Seither hat das Grundgesetz eine glänzende Karriere gemacht.Jeder rühmt es, keiner bemängelt es - bis hin zu dem Punkt, daß mit der Formel vom Verfassungspatriotismus der Stolz auf das Grundgesetz, nicht auf das Land selbst, zur Legitimations-Basis der Alt-Bundesrepublik geworden ist.Aber diese Rolle des Verfassungspatriotismus legt auch einige Mutmaßungen über die "Verfassung" der Deutschen nahe, die nicht nur angenehm sind.Denn im traditionellen Verständnis des Patriotismus, der - in alter Terminologie - Vaterlandsliebe, ist der Verfassungspatriotismus eher eine Schwundstufe.Halten sich die Deutschen so an der Verfassung fest, weil ihr Verhältnis zur staatlichen Ordnung unsicher ist? Drückt ihre Verfassungs-Liebe auch ihre Reserviertheit gegenüber Geschichte und Nation aus?

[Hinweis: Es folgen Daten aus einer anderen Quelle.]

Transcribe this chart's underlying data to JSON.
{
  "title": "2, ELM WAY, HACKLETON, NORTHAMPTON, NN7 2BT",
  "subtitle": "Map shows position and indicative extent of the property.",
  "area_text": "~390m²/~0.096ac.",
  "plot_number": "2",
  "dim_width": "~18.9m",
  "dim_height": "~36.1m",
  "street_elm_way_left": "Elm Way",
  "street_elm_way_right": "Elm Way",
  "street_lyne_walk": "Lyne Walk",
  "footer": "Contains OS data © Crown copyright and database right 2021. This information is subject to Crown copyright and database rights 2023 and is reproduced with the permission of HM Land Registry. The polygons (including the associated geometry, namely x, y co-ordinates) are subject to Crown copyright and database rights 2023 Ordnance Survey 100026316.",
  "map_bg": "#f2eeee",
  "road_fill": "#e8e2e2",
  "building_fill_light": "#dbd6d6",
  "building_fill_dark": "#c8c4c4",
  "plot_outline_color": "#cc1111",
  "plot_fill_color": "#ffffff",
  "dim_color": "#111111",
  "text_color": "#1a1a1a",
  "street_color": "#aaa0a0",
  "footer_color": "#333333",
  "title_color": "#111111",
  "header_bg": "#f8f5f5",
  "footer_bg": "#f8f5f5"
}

Der deutsche Stolz gilt nicht zuletzt der Rolle, die der Parlamentarische Rat den Grundrechten gegeben hat - zu Recht, denn das stellt eine revolutionäre Errungenschaft dar.Die Grundrechte sind nicht nur als Anspruchsrechte ausgestaltet, auf die sich jedermann stützen kann, sondern regieren tatsächlich das Grundgesetz.Die Grundrechte - zum Beispiel Meinungs- und Versammlungsfreiheit, Freiheit der Person, Freizügigkeit, Schutz von Ehe und Familie - sind insofern Maßstab und Motor des Grundgesetzes.Aber das Grundgesetz regelt auch die Ordnung des Staates und seiner Funktionen.Und es stimmt in bezug auf den Platz des Grundgesetzes in unserer Gesellschaft nachdenklich, daß die einen, wenn sie vom Grundgesetz reden, vor allem die Grundrechte meinen, während die anderen vor allem das Bund-Länder-Verhältnis oder die Verteilung des Steueraufkommens im Blick haben.

Natürlich, das Grundgesetz ist eine Erfolgsgeschichte.Das Resultat einer Lage ist zur Grundlage einer Ordnung geworden, die Dauer gewährleistet.Dieser Befund wird auch nicht durch die Einsicht geschmälert, daß dem Grundgesetz ernsthafte Krisen erspart geblieben sind.Es hat - was nicht viel leichter wiegt - die Probe des Alltags bestanden, auch seiner zunehmenden Kompliziertheit und Widersprüchlichkeit.Was notwendig ist, um das Grundgesetz auch für die Zukunft tauglich zu halten, ist umstritten.Die Öffnung gegenüber plebiszitären Möglichkeiten wird vielfach debattiert und ist jedenfalls erwägenswert.Von dem repräsentativen Charakter des Grundgesetzes ist weniger oft die Rede, aber er bedarf zumindest ebenso der Stärkung.Der Ortstermin bei den Gründervätern des Grundgesetzes, zu dem der heutige Tag einlädt, sollte uns in diesem Sinne eine politische Ortsbestimmung unserer Verfassung wert sein.